Kidney cancer is one of the most over-treated cancers in Denmark. The available scan images are often unreliable, with one in five CT scans yielding false positives. This means that up to 27 percent of kidney tumor patients undergo painful biopsies and surgeries without having cancer.
To address this, a newly developed AI model is currently being tested at Zealand University Hospital. It surpassed experienced doctors in diagnosing kidney cancer based on scan images. The problem is, however, is that doctors cannot explain the model’s conclusions. This hinders the AI model’s widespread adoption.
In the research and innovation project EXPLAIN ME, funded by the Digital Research Centre Denmark, a team of researchers from the University of Copenhagen, Roskilde University, and the Urology Department at Zealand University Hospital are working to interpret the model’s conclusions.
“Although it is tempting, we cannot simple leave such significant decisions to AI. We need to fully understand its neural patterns from the outset before we can implement it in practice,” says Nessn Azawi, Chief Physician at Zealand University Hospital’s Urology Department and Associate Professor at the University of Copenhagen.
Significant savings for society
As part of the EXPLAIN-ME project, Nessn Azawi and his research team have been working since 2022 to develop explainable artificial intelligence (XAI) that can guide nephrologists on when surgery is necessary, and crucially, explain why.
The 1,000 Danish patients diagnosed with kidney cancer each year rarely show symptoms until the cancer is advanced. The significant diagnostic uncertainty leads to many patients being over-treated. According to Nessn Azawi, AI-based diagnosis could reduce the treatment process by 2-4 weeks and save the healthcare system approximately 15-25 million kroner annually. These positive outcomes would be maximized if the technology is adopted throughout the Nordic region.
“We over-treat around 30,000 kidney cancer patients in the Scandinavian countries. Improving diagnosis would have significant positive effects for both society and the patients,” says Nessn Azawi.
A multidisciplinary effort
Researchers have already tested the AI model at Roskilde University with promising results. The next milestone is to develop a model with a more detailed dataset that can provide nephrologists with accurate kidney cancer diagnoses supported by solid evidence. This has been the focus of PhD student Daniel van Dijk Jacobsen from Roskilde University’s Department of People and Technology for the past two years.
“The challenge is that we don’t know what the model is analyzing when it makes the diagnosis.
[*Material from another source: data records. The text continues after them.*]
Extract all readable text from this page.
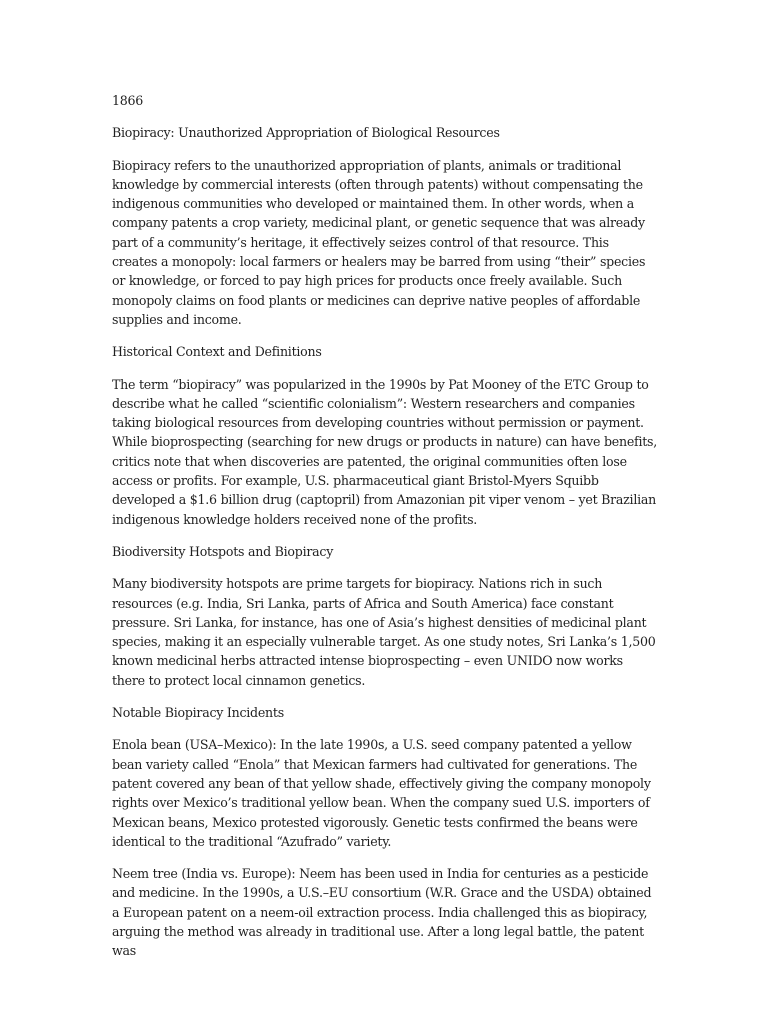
1866
Biopiracy: Unauthorized Appropriation of Biological Resources
Biopiracy refers to the unauthorized appropriation of plants, animals or traditional knowledge by commercial interests (often through patents) without compensating the indigenous communities who developed or maintained them. In other words, when a company patents a crop variety, medicinal plant, or genetic sequence that was already part of a community’s heritage, it effectively seizes control of that resource. This creates a monopoly: local farmers or healers may be barred from using “their” species or knowledge, or forced to pay high prices for products once freely available. Such monopoly claims on food plants or medicines can deprive native peoples of affordable supplies and income.
Historical Context and Definitions
The term “biopiracy” was popularized in the 1990s by Pat Mooney of the ETC Group to describe what he called “scientific colonialism”: Western researchers and companies taking biological resources from developing countries without permission or payment. While bioprospecting (searching for new drugs or products in nature) can have benefits, critics note that when discoveries are patented, the original communities often lose access or profits. For example, U.S. pharmaceutical giant Bristol-Myers Squibb developed a $1.6 billion drug (captopril) from Amazonian pit viper venom – yet Brazilian indigenous knowledge holders received none of the profits.
Biodiversity Hotspots and Biopiracy
Many biodiversity hotspots are prime targets for biopiracy. Nations rich in such resources (e.g. India, Sri Lanka, parts of Africa and South America) face constant pressure. Sri Lanka, for instance, has one of Asia’s highest densities of medicinal plant species, making it an especially vulnerable target. As one study notes, Sri Lanka’s 1,500 known medicinal herbs attracted intense bioprospecting – even UNIDO now works there to protect local cinnamon genetics.
Notable Biopiracy Incidents
Enola bean (USA–Mexico): In the late 1990s, a U.S. seed company patented a yellow bean variety called “Enola” that Mexican farmers had cultivated for generations. The patent covered any bean of that yellow shade, effectively giving the company monopoly rights over Mexico’s traditional yellow bean. When the company sued U.S. importers of Mexican beans, Mexico protested vigorously. Genetic tests confirmed the beans were identical to the traditional “Azufrado” variety.
Neem tree (India vs. Europe): Neem has been used in India for centuries as a pesticide and medicine. In the 1990s, a U.S.–EU consortium (W.R. Grace and the USDA) obtained a European patent on a neem-oil extraction process. India challenged this as biopiracy, arguing the method was already in traditional use. After a long legal battle, the patent was
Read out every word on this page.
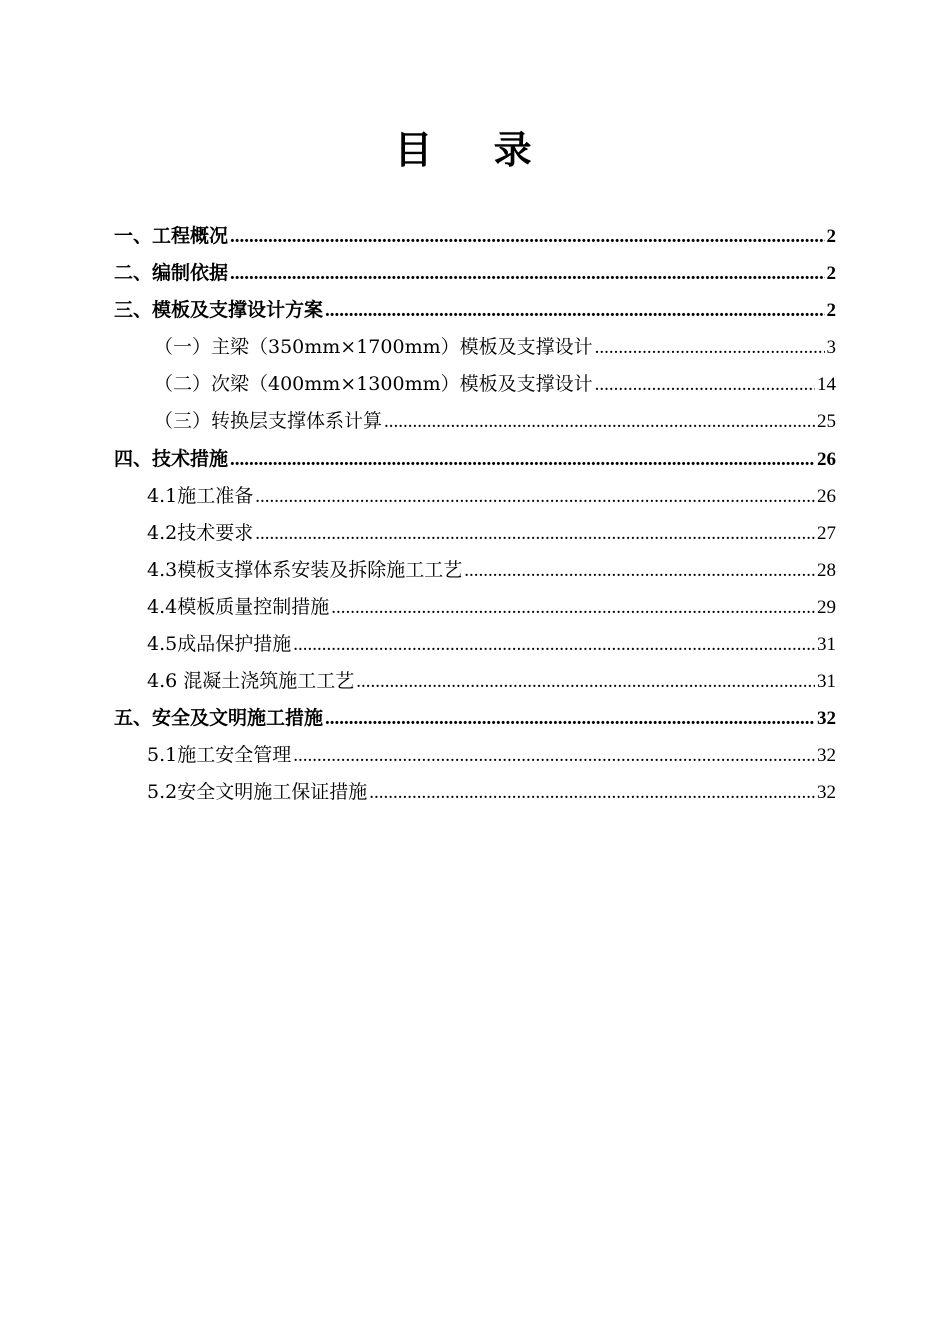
目 录
一、工程概况 .....	2
二、编制依据 .....	2
三、模板及支撑设计方案 .....	2
（一）主梁（350mm×1700mm）模板及支撑设计 .....	3
（二）次梁（400mm×1300mm）模板及支撑设计 .....	14
（三）转换层支撑体系计算 .....	25
四、技术措施 .....	26
4.1施工准备 .....	26
4.2技术要求 .....	27
4.3模板支撑体系安装及拆除施工工艺 .....	28
4.4模板质量控制措施 .....	29
4.5成品保护措施 .....	31
4.6 混凝土浇筑施工工艺 .....	31
五、安全及文明施工措施 .....	32
5.1施工安全管理 .....	32
5.2安全文明施工保证措施 .....	32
It’s about identifying the patterns the model detects at the pixel level and then conveying that information to the doctors,” he says.
Thus, it has been essential to work across disciplines, incorporating ethnographic observation studies during patient interactions, participatory design, and ongoing discussions with the medical staff at Zealand University Hospital.
“I find that doctors are enthusiastic about exploring technological possibilities, as they are eager for assistance in achieving more precise diagnostics. They want to be able to compare the patient’s history with the machine’s diagnosis and make decisions based on a better foundation than they currently have,” says Daniel van Dijk Jacobsen.